University of Pittsburgh immunologist Karen Norris' lab discovers that immunocompromised monkeys with natural antibodies to a pneumocystis protein called kexin are protected from infection by the fungus. Jay Kolls arrives at the University of Pittsburgh from Louisiana State University and assumes a pediatrics professorship at Children's Hospital of Pittsburgh of UPMC for the next five years.
Dr. Kolls begins four-year service as a member of Heather Kling's dissertation committee.
Dr. Kolls returns to LSU for the next three years, but continues to serve on Dr. Kling's doctoral committee.
Dr. Kolls seeks a federal P01 research grant from the National Institutes of Health, citing research from the Norris lab. He also submits a federal STTR small business grant application to set up a company called MiniVax that also cites material from the Norris lab.
September: Dr. Kolls returns to Pittsburgh to head the Richard King Mellon Foundation Institute for Pediatric Research at Children's, funded with a $23 million grant. In a letter to Jerome Rosenberg, Pitt research integrity officer, Dr. Norris cites specific allegations of misconduct regarding Dr. Kolls' use of her research in both grant applications and a patent application for a pneumocystis vaccine.
November: Mr. Rosenberg writes a letter to Dr. Norris saying that Arthur Levine, Pitt senior vice chancellor for the health sciences, has found Dr. Kolls guilty of research misconduct. The letter lays out specific remedial steps Dr. Kolls is to take.

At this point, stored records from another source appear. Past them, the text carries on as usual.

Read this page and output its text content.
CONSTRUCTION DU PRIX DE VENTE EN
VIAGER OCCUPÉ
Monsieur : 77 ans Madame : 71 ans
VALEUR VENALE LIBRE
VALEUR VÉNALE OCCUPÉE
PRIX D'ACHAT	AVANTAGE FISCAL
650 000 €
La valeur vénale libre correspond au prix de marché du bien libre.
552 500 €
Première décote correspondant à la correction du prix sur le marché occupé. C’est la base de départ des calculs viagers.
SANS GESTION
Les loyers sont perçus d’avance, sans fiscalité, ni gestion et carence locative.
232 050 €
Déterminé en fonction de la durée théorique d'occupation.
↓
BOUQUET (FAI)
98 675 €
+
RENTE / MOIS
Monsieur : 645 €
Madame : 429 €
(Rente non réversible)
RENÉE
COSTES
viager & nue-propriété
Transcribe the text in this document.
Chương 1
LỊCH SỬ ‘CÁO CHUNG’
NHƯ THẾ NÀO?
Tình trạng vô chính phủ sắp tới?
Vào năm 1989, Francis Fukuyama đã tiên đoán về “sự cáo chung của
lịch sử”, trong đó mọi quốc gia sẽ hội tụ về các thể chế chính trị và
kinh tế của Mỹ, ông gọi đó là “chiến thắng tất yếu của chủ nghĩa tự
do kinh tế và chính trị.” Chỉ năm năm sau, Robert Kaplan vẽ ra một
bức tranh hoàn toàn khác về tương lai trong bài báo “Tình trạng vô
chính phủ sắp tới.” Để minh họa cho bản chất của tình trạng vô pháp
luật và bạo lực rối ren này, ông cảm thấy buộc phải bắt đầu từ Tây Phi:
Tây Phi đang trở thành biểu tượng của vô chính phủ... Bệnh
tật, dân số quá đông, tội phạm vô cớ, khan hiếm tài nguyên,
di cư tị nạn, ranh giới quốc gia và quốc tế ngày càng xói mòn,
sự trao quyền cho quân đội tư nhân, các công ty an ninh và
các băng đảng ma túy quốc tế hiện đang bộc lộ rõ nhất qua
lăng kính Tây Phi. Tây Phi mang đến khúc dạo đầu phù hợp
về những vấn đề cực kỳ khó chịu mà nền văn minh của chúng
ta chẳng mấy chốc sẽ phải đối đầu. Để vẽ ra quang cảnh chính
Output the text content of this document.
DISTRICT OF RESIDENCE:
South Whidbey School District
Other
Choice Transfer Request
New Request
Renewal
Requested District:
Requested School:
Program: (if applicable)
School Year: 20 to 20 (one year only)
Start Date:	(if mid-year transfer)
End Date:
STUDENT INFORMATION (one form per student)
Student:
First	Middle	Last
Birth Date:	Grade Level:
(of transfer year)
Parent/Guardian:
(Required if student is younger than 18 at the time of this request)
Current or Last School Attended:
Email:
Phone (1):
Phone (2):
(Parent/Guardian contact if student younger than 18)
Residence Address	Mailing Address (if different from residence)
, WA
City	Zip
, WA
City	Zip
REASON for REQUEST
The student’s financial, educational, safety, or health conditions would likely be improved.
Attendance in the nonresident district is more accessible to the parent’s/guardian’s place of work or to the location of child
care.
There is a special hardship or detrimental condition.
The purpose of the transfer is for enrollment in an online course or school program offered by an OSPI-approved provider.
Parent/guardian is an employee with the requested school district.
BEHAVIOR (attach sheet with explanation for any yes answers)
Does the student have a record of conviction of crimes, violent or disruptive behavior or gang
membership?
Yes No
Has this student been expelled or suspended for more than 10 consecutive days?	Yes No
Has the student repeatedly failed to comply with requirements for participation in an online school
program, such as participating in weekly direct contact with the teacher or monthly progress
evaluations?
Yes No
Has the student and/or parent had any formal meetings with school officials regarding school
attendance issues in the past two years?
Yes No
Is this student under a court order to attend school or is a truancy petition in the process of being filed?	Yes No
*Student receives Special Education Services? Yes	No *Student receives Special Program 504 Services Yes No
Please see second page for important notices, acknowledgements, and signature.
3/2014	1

February: Dr. Norris contacts then-Pitt licensing officer Michelle Booden to complain about misuse of the research in Dr. Kolls' patent application for a pneumocystis vaccine.
July: Ms. Booden conducts a patent analysis along with LSU patent attorney John Runnels. In conference calls, Dr. Norris and Dr. Kling reiterate charges their research was improperly used by Dr. Kolls to seek a patent; Dr. Kolls denies their work was used. Dr. Norris sends a letter to Mr. Rosenberg with new complaints about fraud in Dr. Kolls' patent application and business startup.
November: Dr. Norris writes a letter to the University Senate Committee on Tenure and Academic Freedom, seeking an investigation into apparent departures by Pitt from university policy in handling her misconduct complaints.
March: The Tenure and Academic Freedom Committee writes a letter to Dr. Norris citing several shortcomings of Pitt's research integrity office in its investigation of her complaints, and notes that a separate inquiry committee to look into Dr. Kolls' actions has been established.
July: A Pitt faculty committee decides that Dr. Kolls is not guilty of research misconduct in the case, but of the lesser charge of research improprieties, an assessment that Dr. Levine concurs with.
August: Pitt officials ask the U.S. Patent Office to add Dr. Norris and Dr. Kling to the patent application for a pneumocystis vaccine.
January: Drs. Norris and Kling file a lawsuit in U.S. District Court, asking for a declaratory judgment giving them sole intellectual property rights to a pneumocystis vaccine, and claiming Drs. Kolls and Zheng had stolen their research and made up other research results to apply for a patent.